Krill oil has another issue: it goes from red to brown over time. This is from non-enzymatic browning of the amino acids present and can result in the formation of pyrroles and other volatile (read stinky) compounds.
IKOS…to the rescue?
The good folks at IFOS (International Fish Oil Standards) have also begun a krill oil testing program called IKOS – the only one of its kind. IKOS is certainly a step in the right direction, nudging krill oil companies to step into the light. But their test results show that peroxide values are certainly not low – they are all over the map.
The IKOS program is not without its flaws:
- Anisidine and TOTOX values are disappointingly absent
- Even though IKOS tests for astaxanthin level, a true astaxanthin level should be measured at the end of the product’s life, not when it’s freshly bottled
- Non-enzymatic browning is not measured
- Traces of solvents used to extract and concentrate krill oil is not measured or declared. Typically used solvents are acetone and isopropanol.

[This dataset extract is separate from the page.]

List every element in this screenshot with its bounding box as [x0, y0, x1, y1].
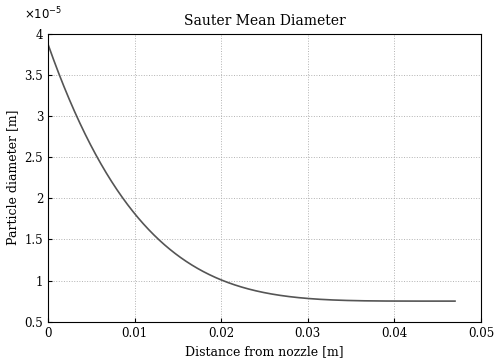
X-axis label: Distance from nozzle [m]: Distance from nozzle [m]	[185, 345, 344, 358]
Text: $\times 10^{-5}$: $\times 10^{-5}$	[24, 5, 62, 22]
Title: Sauter Mean Diameter: Sauter Mean Diameter	[184, 15, 346, 28]
Y-axis label: Particle diameter [m]: Particle diameter [m]	[6, 110, 19, 245]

It’s been two years since IKOS launched and yet only three (of hundreds?) brands have had the courage to step up.
Krill oil: not more stable than fish oil, just different
Fish and krill oils are both unstable and need to be protected with ultimate care. This means never exposing the oil to air/oxygen and minimizing heat and light.
My beef with krill oil is mostly with the marketing and hype associated with its sale. Krill is primarily a phospholipid supplement…with a tiny little bit of Omega-3 and astaxanthin (if fresh.) Fish oil is just plain Omega-3 and nothing else.
They are not interchangeable in any way. They work differently. They absorb differently and they influence gene expression differently.
Don’t take krill oil because fish oil is ‘less stable.’ Take krill because it is a good source of much needed phospholipids.
Phospholipids are an essential class of fats that helps cell membranes function properly. Want more phospholipids? Eat egg yolks. Or if Ornish has you scared of yolks, supplement with phosphatidylserine or phosphatidylcholine. Or krill.